La mort la plus célèbre d’une crypto-monnaie est probablement TerraUSD qui, avec le jeton sœur Luna, a plongé en valeur de son taux de référence de 1 $ à 14 cents au cours d’une semaine chaotique, puis a continué de chuter à environ 2 cents, où elle est restée pour l’essentiel depuis.
C’est ainsi que meurent les monnaies. TerraUSD a été renommé USTC, et des transactions ont eu lieu de temps en temps pour une raison quelconque à différentes fractions de dollar. Rien ne vaut vraiment rien, et technologiquement parlant, une cryptomonnaie morte qui se trouve encore sur une blockchain utilisable peut souvent encore être transférée au cas où quelqu’un serait prêt à lever le petit doigt. Mais il n’y a peut-être pas de meilleure façon d’illustrer ce que vous apprenez dans la première minute du cours d’économie 101. Quelque chose dont personne ne veut n’a aucune valeur marchande.
C’est la mort économique.
Dans cet esprit, un récent rapport de CoinGecko (via CoinDesk) indique que le crypto faucheur a été inhabituellement occupé ces derniers temps. En examinant ses propres records remontant à 2021, CoinGecko a constaté que 20,2 millions de jetons avaient été placés sur le marché et que la majorité (53,2 %) avaient cessé leurs échanges actifs. Ils sont morts.

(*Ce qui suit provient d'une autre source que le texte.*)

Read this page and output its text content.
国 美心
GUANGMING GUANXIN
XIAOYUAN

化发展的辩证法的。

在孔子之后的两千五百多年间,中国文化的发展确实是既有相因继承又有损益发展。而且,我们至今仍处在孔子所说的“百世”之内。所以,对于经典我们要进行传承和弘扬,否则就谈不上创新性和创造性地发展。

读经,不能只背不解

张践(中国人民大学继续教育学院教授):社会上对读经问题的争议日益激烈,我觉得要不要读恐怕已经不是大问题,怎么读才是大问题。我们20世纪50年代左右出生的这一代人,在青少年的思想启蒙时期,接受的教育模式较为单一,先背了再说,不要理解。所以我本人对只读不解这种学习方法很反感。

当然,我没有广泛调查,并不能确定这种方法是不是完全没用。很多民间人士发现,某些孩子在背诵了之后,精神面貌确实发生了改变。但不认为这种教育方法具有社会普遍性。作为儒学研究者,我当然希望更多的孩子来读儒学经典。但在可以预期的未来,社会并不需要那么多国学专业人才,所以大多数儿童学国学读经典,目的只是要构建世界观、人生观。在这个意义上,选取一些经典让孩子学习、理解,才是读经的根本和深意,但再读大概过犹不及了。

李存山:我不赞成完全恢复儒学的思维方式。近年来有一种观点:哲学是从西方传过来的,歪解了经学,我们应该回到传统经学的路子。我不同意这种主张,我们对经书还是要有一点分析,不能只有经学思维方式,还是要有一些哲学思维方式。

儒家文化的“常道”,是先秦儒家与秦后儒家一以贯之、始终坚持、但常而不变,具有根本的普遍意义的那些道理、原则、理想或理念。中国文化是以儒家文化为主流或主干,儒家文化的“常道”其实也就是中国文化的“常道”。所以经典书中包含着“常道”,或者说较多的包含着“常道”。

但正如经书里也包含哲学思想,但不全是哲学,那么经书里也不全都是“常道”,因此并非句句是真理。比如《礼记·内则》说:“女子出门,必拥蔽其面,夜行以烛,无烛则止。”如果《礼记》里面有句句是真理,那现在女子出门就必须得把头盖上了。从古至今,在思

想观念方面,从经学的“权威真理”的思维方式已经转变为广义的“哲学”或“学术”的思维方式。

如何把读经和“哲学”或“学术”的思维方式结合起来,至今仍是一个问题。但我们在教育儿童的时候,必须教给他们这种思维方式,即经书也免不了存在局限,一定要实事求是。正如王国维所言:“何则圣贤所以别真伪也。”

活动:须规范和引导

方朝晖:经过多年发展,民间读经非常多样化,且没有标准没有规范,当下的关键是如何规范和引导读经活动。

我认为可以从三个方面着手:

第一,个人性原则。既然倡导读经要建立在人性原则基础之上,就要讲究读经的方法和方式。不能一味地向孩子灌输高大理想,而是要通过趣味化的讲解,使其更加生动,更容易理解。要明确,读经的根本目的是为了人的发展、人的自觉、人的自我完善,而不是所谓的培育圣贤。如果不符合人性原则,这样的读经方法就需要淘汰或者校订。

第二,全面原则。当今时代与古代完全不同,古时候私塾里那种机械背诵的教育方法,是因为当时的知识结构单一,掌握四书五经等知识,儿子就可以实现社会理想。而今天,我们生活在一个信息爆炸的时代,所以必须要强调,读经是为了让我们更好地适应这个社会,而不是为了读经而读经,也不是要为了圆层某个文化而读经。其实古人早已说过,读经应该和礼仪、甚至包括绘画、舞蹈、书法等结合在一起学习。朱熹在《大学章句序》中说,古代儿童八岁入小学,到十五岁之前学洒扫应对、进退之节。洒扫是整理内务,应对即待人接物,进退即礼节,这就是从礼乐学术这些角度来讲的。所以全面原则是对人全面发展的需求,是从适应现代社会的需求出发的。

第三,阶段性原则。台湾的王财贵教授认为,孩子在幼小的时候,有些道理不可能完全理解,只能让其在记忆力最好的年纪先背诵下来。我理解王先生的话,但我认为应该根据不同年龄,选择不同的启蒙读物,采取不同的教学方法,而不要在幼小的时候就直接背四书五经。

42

De plus, 11,6 millions des échecs de jetons enregistrés par CoinGecko (86,3 %) se sont produits l’année dernière. En d’autres termes, 2025 a été une extinction massive.

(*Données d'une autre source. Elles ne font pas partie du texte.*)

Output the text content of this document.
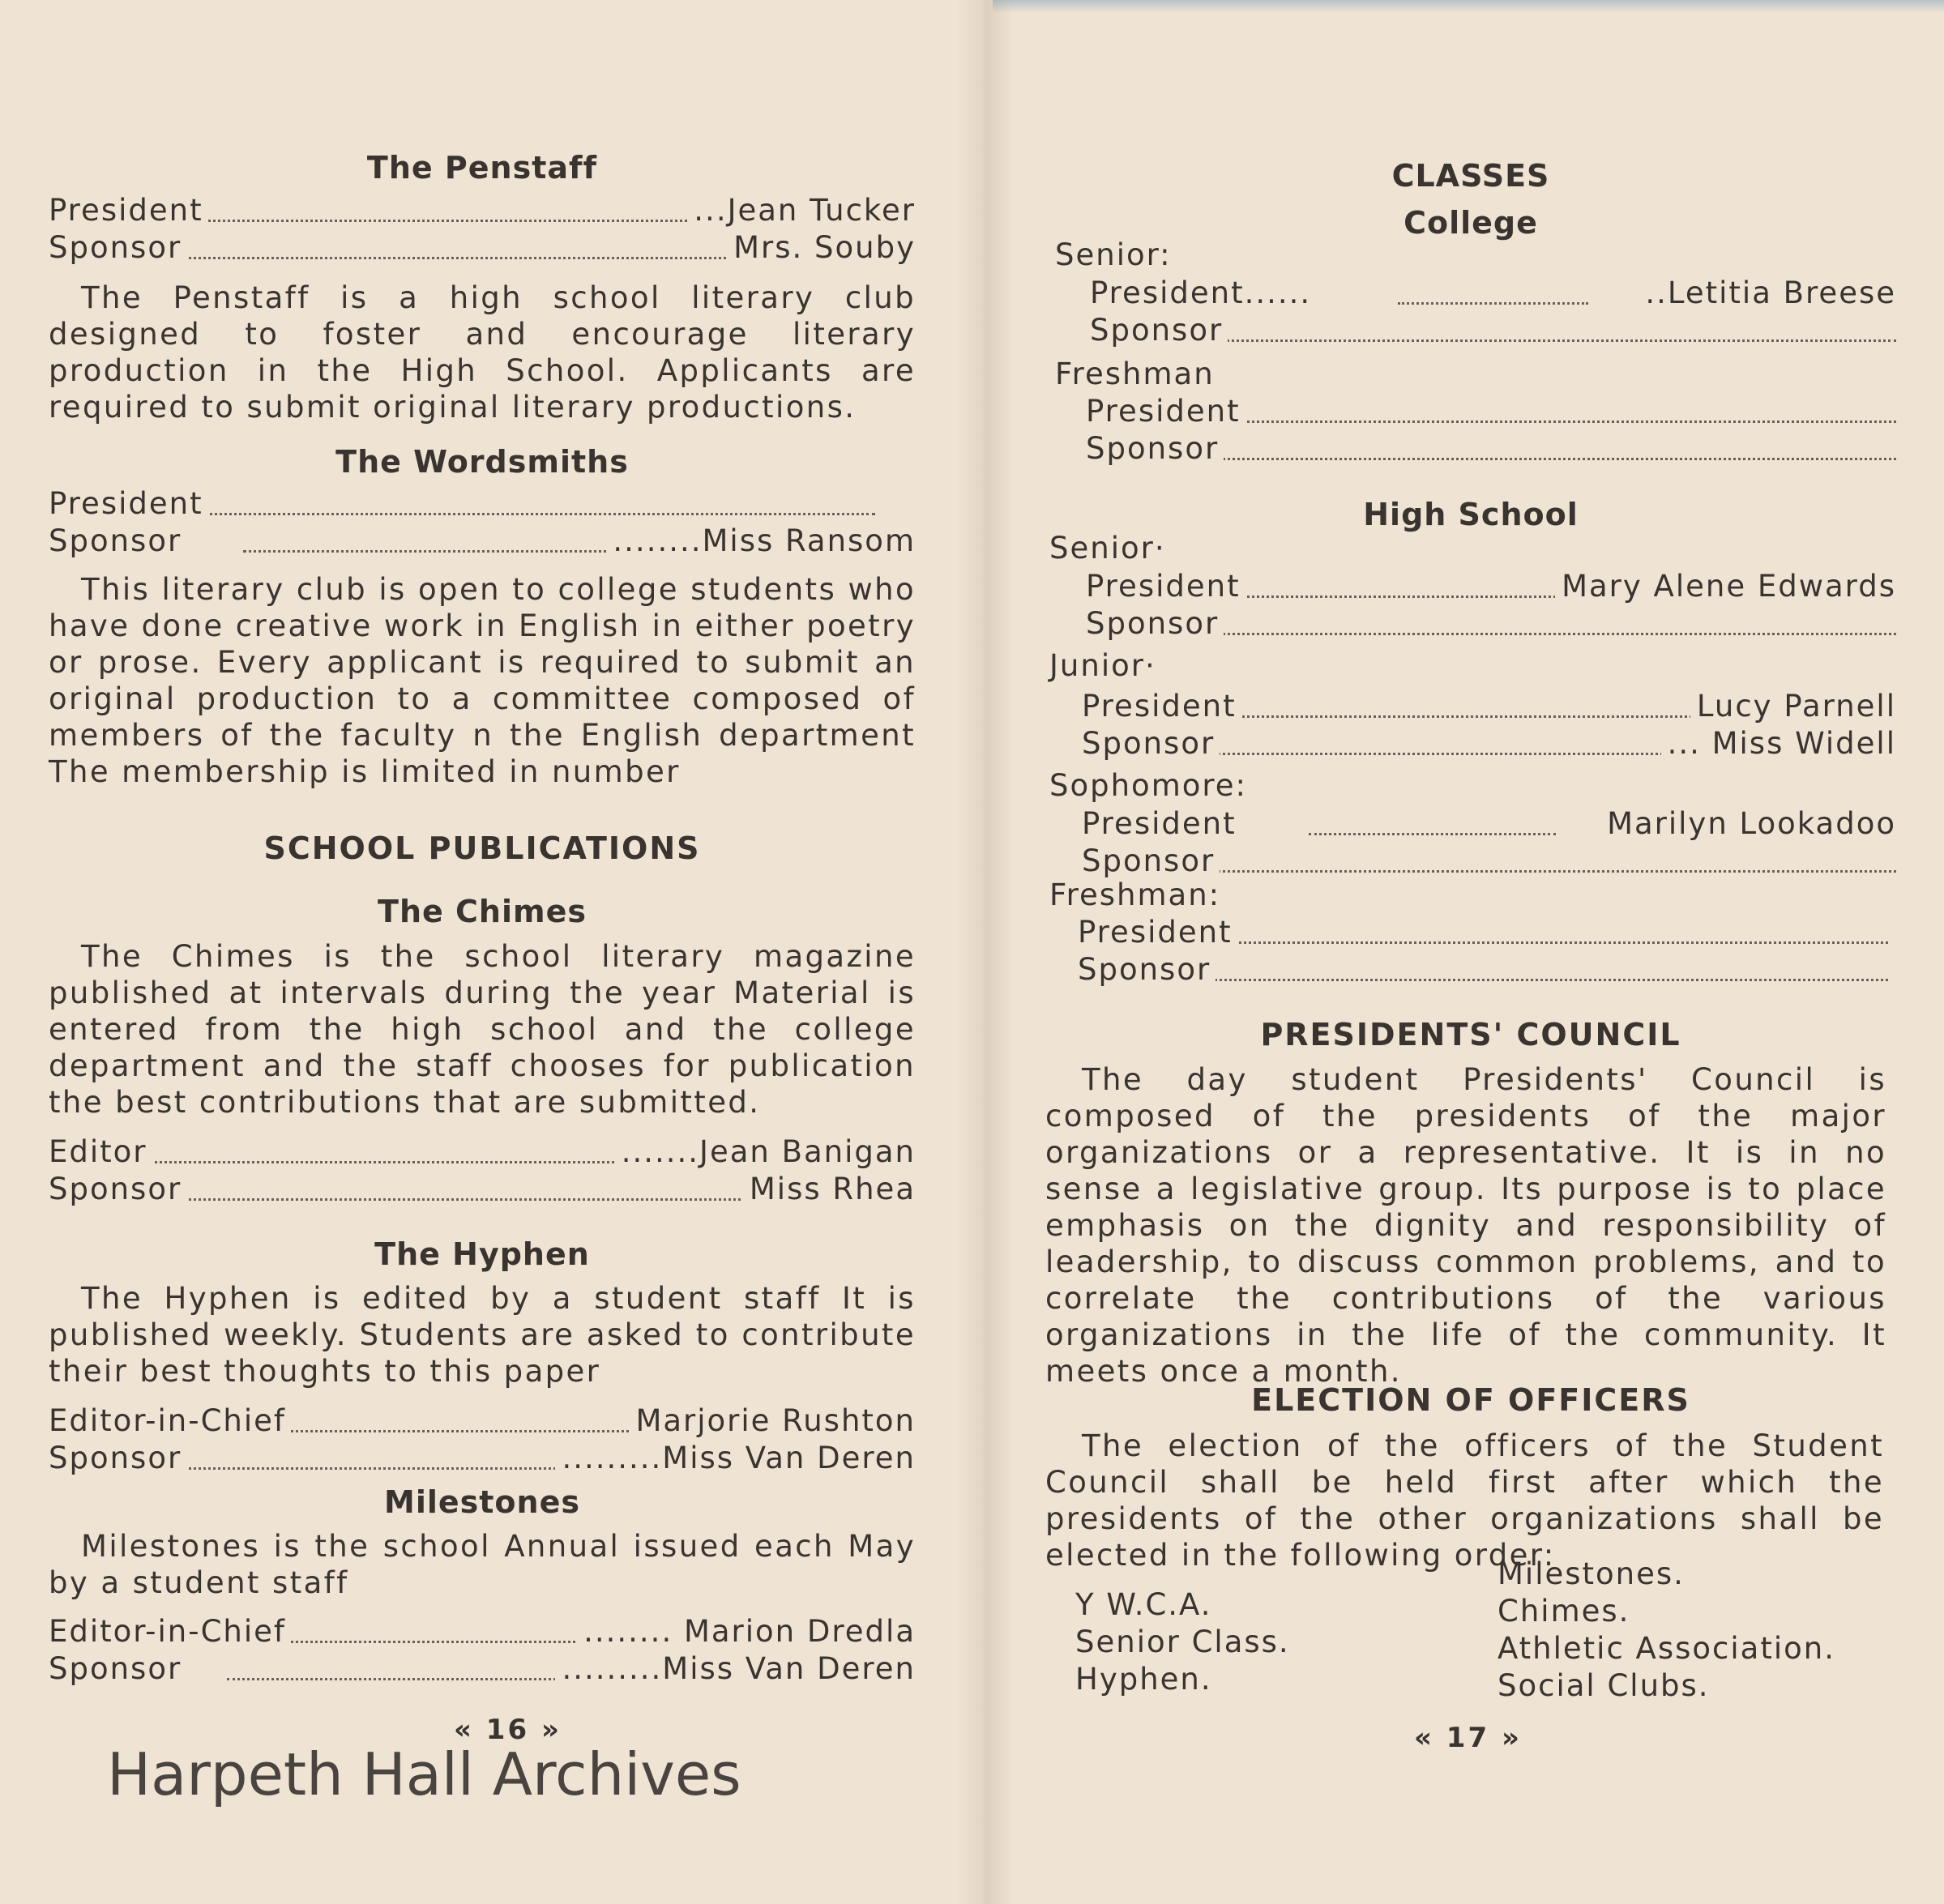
The Penstaff
President	...Jean Tucker
Sponsor	Mrs. Souby
The Penstaff is a high school literary club designed to foster and encourage literary production in the High School. Applicants are required to submit original literary productions.
The Wordsmiths
President
Sponsor	........Miss Ransom
This literary club is open to college students who have done creative work in English in either poetry or prose. Every applicant is required to submit an original production to a committee composed of members of the faculty n the English department The membership is limited in number
SCHOOL PUBLICATIONS
The Chimes
The Chimes is the school literary magazine published at intervals during the year Material is entered from the high school and the college department and the staff chooses for publication the best contributions that are submitted.
Editor	.......Jean Banigan
Sponsor	Miss Rhea
The Hyphen
The Hyphen is edited by a student staff It is published weekly. Students are asked to contribute their best thoughts to this paper
Editor-in-Chief	Marjorie Rushton
Sponsor	.........Miss Van Deren
Milestones
Milestones is the school Annual issued each May by a student staff
Editor-in-Chief	........ Marion Dredla
Sponsor	.........Miss Van Deren
« 16 »
Harpeth Hall Archives
CLASSES
College
Senior:
President......	..Letitia Breese
Sponsor
Freshman
President
Sponsor
High School
Senior·
President	Mary Alene Edwards
Sponsor
Junior·
President	Lucy Parnell
Sponsor	... Miss Widell
Sophomore:
President	Marilyn Lookadoo
Sponsor
Freshman:
President
Sponsor
PRESIDENTS' COUNCIL
The day student Presidents' Council is composed of the presidents of the major organizations or a representative. It is in no sense a legislative group. Its purpose is to place emphasis on the dignity and responsibility of leadership, to discuss common problems, and to correlate the contributions of the various organizations in the life of the community. It meets once a month.
ELECTION OF OFFICERS
The election of the officers of the Student Council shall be held first after which the presidents of the other organizations shall be elected in the following order:
Y W.C.A.
Senior Class.
Hyphen.
Milestones.
Chimes.
Athletic Association.
Social Clubs.
« 17 »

Soit dit en passant, 2025 a été l’année où Pump.fun, un « casino social décentralisé » d’une désinvolture inquiétante, ouvertement dédié à la création de crypto-monnaies à moindre coût et facilement sous l’impulsion du moment, est devenu super viral. À ses débuts, Pump.fun présentait « un gars qui fume de la méthamphétamine en streaming, un avocat ivre qui donne des conseils juridiques merdiques qui dégénèrent à mesure que le stream dure, et un gars promettant de ne pas dormir jusqu’à ce que sa pièce atteigne une capitalisation boursière de 10 millions de dollars », a écrit Matthew Gault sur Gizmodo.
Il n’est donc pas difficile de formuler des suppositions farfelues sur la manière dont toutes ces morts de monnaies se sont produites. Cela a été une ère de memecoins sans effort, stimulée en partie par un dirigeant américain qui se décrit comme le « président de la crypto ».
Les pièces de plaisanterie uniques qui n’ont jamais été imaginées comme un investissement à long terme pour qui que ce soit ne meurent pas exactement de la même manière catastrophique que TerraUSD. Ils se figent à chaque fois qu’ils cessent d’être drôles et sont abandonnés. Néanmoins, chaque monnaie morte était à un moment donné le sac de pièces proverbial de quelqu’un, et chaque cadavre est la preuve que quelqu’un – peut-être un connard qui s’est fait arnaquer, mais peut-être juste le créateur qui a eu un petit rire privé – est resté coincé dans sa main.